A paper just hit the Web this month describing a methodology for automated analysis of source/binary code for vulnerabilities and automatically generating a correlating, working exploit. The paper was done by Thanassis Avgerinos at Carnegie Mellon as part of his graduate research. You can view a video and the paper at the site they set up for this area.

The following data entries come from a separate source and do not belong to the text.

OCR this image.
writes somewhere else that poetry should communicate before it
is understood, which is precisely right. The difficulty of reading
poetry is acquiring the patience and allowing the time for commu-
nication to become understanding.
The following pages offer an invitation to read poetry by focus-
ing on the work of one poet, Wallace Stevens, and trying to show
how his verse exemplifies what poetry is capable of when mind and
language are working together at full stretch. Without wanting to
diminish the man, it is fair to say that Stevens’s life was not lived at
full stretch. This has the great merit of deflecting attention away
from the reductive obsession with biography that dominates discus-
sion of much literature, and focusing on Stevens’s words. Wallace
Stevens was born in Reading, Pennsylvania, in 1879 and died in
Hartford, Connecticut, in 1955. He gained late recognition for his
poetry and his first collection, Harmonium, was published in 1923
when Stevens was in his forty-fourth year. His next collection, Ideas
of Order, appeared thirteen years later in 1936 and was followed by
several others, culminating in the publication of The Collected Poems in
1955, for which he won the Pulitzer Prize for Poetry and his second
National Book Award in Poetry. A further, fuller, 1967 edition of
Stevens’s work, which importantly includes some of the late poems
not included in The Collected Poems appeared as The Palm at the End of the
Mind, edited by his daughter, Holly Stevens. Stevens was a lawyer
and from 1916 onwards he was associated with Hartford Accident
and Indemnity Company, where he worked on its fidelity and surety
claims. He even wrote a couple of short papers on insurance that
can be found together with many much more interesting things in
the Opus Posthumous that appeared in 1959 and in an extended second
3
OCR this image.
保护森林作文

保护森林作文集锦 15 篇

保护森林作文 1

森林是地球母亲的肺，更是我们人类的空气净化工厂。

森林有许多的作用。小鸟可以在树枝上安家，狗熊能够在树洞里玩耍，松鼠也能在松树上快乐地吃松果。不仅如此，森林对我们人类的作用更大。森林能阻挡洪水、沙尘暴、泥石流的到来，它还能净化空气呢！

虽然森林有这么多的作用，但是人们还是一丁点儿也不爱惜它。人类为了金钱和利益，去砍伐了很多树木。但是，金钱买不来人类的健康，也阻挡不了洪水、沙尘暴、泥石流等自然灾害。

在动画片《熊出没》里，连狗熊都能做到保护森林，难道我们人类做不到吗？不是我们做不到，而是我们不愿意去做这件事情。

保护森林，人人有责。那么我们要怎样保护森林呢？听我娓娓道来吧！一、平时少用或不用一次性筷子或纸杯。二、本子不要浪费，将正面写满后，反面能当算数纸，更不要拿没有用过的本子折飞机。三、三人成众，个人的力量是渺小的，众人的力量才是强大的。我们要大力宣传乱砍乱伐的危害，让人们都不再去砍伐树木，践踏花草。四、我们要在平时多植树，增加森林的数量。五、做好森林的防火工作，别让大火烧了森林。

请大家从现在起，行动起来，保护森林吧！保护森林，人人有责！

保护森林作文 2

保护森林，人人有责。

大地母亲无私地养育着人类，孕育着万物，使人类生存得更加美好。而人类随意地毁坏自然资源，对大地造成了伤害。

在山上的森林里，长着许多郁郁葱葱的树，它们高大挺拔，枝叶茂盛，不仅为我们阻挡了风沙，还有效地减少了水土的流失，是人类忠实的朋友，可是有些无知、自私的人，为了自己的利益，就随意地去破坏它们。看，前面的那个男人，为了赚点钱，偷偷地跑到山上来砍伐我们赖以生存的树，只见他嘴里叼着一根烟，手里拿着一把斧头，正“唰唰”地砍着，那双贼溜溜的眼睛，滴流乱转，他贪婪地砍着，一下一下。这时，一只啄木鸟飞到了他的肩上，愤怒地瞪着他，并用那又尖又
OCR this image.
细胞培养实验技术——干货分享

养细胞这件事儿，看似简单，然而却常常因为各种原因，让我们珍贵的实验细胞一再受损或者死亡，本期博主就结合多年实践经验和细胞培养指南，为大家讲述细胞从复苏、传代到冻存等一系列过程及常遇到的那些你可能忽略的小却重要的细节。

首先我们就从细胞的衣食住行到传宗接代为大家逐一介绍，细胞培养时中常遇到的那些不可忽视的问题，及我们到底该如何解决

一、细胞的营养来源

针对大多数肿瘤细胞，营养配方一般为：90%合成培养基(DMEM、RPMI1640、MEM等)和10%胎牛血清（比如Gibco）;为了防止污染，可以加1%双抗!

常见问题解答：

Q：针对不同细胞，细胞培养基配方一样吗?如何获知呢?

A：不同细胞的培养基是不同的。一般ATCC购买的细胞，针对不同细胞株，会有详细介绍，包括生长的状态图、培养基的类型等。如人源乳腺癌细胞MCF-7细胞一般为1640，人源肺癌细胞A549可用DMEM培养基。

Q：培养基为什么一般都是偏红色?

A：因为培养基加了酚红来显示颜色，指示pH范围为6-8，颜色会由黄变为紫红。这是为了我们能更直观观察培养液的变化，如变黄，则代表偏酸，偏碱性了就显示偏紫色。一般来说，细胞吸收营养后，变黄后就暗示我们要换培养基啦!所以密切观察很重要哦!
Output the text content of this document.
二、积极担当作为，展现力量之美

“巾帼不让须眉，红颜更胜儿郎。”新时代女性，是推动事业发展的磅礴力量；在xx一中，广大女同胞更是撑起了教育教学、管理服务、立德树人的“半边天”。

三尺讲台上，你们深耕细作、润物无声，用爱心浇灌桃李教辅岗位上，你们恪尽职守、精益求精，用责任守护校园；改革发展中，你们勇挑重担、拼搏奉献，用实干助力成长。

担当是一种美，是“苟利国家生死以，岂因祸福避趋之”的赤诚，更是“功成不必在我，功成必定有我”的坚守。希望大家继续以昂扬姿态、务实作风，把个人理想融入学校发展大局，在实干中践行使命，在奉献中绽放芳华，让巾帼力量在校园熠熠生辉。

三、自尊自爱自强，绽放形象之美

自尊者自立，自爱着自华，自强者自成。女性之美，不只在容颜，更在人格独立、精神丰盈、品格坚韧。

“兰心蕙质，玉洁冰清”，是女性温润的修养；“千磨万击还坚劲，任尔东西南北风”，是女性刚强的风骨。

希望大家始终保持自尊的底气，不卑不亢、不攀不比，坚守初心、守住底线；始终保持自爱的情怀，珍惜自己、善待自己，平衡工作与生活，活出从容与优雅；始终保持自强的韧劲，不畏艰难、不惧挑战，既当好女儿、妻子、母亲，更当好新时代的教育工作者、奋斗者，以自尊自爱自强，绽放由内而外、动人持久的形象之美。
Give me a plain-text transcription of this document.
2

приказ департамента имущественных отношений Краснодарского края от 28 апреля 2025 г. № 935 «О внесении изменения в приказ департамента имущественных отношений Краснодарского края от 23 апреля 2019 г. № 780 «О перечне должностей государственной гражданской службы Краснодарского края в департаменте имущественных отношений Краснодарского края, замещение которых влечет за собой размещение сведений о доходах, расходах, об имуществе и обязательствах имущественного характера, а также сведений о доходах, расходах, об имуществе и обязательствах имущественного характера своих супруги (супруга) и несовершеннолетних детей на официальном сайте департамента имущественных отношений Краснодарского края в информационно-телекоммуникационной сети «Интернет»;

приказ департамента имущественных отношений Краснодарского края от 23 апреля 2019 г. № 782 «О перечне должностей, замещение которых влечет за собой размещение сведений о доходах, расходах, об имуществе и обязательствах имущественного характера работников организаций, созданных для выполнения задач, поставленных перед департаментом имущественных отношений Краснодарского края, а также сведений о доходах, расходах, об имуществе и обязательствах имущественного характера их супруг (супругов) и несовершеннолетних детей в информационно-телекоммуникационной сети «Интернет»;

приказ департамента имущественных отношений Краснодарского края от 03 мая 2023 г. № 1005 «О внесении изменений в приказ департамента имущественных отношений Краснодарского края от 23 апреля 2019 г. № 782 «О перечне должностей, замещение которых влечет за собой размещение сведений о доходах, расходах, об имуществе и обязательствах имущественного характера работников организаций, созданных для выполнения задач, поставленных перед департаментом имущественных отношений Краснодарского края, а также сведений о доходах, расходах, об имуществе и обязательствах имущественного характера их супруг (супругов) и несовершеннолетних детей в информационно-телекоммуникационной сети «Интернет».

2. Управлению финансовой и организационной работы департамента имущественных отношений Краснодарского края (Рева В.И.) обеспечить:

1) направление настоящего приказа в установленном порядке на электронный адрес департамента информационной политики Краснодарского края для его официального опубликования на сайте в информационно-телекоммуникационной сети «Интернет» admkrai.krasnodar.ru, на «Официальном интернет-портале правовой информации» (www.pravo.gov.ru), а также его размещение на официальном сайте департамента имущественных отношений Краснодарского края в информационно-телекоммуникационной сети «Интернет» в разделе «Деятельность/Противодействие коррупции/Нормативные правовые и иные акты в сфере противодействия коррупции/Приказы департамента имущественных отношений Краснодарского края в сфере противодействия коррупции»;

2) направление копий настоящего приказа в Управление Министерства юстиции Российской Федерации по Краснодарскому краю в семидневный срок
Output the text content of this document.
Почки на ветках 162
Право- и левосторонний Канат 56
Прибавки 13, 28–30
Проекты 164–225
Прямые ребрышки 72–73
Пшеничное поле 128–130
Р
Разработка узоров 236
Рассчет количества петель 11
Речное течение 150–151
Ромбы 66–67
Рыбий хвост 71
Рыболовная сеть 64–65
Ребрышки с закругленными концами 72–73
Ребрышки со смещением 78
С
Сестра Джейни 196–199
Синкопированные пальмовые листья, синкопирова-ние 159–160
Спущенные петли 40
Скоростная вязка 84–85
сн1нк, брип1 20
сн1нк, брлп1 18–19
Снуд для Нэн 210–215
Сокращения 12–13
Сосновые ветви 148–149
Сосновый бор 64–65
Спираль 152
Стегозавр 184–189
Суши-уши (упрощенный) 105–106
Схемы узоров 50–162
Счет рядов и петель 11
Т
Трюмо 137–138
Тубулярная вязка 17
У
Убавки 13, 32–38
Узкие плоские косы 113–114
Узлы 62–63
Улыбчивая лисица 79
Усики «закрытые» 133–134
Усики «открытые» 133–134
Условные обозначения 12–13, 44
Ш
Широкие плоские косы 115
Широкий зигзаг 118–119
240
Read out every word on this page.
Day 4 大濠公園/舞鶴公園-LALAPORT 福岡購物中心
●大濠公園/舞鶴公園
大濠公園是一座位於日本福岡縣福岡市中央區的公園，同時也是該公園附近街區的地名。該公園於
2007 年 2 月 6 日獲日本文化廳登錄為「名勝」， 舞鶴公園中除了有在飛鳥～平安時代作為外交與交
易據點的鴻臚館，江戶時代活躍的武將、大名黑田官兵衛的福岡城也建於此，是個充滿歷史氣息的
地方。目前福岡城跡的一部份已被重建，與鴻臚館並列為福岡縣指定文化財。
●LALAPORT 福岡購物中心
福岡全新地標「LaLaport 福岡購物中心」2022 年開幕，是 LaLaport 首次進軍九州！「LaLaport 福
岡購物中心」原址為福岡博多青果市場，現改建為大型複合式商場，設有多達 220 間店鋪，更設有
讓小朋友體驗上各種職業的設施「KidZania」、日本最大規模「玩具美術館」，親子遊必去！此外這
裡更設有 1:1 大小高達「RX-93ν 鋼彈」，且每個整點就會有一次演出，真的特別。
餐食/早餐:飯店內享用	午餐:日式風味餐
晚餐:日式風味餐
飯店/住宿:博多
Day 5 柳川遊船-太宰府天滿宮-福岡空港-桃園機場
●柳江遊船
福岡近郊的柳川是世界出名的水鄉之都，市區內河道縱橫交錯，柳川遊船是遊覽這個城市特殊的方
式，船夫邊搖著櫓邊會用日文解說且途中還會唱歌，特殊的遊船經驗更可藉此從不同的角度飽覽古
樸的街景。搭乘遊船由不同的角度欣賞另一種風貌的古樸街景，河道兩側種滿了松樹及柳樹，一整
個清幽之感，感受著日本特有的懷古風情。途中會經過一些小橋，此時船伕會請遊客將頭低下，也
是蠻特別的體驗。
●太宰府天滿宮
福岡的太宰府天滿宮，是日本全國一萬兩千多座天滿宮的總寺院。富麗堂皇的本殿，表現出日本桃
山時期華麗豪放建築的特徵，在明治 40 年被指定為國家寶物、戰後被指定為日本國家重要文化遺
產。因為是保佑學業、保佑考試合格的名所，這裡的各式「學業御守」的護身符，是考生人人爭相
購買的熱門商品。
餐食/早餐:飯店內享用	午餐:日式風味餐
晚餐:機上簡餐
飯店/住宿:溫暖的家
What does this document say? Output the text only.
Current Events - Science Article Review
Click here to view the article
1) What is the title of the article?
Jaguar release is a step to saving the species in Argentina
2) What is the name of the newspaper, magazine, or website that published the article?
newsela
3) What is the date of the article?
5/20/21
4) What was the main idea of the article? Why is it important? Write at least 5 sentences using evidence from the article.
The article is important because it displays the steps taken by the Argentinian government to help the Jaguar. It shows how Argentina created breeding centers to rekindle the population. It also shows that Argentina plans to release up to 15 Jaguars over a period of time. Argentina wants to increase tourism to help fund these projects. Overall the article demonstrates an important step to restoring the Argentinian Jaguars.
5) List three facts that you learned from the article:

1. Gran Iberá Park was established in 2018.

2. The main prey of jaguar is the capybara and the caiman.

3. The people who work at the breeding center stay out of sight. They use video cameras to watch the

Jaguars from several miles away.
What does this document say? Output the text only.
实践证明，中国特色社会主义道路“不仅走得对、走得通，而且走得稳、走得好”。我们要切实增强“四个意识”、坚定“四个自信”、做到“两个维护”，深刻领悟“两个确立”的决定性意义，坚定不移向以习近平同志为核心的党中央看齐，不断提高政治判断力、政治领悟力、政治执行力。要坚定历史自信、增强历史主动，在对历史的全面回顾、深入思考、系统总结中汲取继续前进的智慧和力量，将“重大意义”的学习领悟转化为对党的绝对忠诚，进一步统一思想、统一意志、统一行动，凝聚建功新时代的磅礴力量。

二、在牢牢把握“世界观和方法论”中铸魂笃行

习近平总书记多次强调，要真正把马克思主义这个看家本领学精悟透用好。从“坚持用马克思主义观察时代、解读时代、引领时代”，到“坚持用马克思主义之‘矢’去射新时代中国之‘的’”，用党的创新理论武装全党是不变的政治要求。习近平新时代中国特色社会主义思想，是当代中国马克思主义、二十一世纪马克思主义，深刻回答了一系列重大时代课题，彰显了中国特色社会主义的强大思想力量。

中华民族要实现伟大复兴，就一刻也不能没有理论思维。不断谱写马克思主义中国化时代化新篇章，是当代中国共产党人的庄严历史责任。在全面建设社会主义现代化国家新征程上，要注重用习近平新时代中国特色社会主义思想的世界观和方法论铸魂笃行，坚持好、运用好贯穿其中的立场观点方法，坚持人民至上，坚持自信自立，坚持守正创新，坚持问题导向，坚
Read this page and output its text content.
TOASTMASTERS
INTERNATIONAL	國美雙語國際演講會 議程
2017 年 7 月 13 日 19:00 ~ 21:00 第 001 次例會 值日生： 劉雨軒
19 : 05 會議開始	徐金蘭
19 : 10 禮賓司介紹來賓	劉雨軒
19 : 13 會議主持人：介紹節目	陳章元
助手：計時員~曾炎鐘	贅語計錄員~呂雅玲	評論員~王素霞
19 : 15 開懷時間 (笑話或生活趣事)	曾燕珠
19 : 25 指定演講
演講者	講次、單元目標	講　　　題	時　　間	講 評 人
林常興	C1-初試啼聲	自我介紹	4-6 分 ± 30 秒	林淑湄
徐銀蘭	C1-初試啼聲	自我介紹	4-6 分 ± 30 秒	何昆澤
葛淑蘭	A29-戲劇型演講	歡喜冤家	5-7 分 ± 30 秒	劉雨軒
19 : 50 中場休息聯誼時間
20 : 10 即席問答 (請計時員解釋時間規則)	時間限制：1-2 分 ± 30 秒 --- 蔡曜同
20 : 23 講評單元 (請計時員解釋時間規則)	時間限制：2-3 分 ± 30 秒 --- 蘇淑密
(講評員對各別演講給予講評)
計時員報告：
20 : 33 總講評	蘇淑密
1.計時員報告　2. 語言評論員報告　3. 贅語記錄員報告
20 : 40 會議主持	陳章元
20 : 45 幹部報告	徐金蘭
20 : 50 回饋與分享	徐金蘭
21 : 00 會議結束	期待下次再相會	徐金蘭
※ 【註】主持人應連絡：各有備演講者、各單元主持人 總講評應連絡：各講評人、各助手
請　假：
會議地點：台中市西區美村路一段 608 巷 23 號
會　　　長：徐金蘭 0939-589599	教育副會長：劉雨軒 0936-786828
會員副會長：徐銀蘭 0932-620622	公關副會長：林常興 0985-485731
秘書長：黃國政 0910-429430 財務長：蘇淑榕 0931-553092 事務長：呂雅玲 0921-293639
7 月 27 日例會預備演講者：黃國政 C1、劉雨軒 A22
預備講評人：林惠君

It's an interesting paper that unfortunately received mostly negative comments from the "hacking" community (ie, DailyDave, Sean/Sotirov/others on Twitter, etc.). Mostly I believe that's because that community has been trained to point out failures in general (applications, operating systems, enterprises, irrelevant academic research, etc.) The outsider/attacker mindset can make it difficult to accept ideas not from your trusted circle of friends. In fact, the individual most outspoken against the research (Sean Heelan, a researcher from Ireland now with Immunity wrote his 2009 master's thesis on a similar, but less ambitious topic: "Automatic Generation of Control Flow Hijacking Exploits for Software Vulnerabilities".

The new paper is an excellent read and incorporates preconditioned symbolic execution with an end-to-end system to demonstrate it is possible to take source and binary pairs and automatically develop a working exploit (in bounded, fairly simple) cases. They properly acknowledge the prior work by Brumley (using patch-based approaches) and Heelan and point out the remaining work (which is significant!) And as the hacking community has shown, it becomes significantly more difficult to scale this and automate for more complex scenarios.

As we move to an era where Artificial Intelligence is able to automatically translate language, discover laws of physics, learn to read, it doesn't seem far fetched to automatically  fuzz software and develop exploit code. Oh, wait... we can do that now. The real challenge for this research is not solving the simple case, but showing how it could tackle more complex problems and avoiding attempts to minimize their difficulty. (Which the author did originally, causing many to ignore or overlook his work.)

Humans will presumably stay ahead of AI for the near future, but we've already lost at chess. It seems to me the only  reason computers can't find bugs in software better than the best human is we haven't programmed them to do so yet.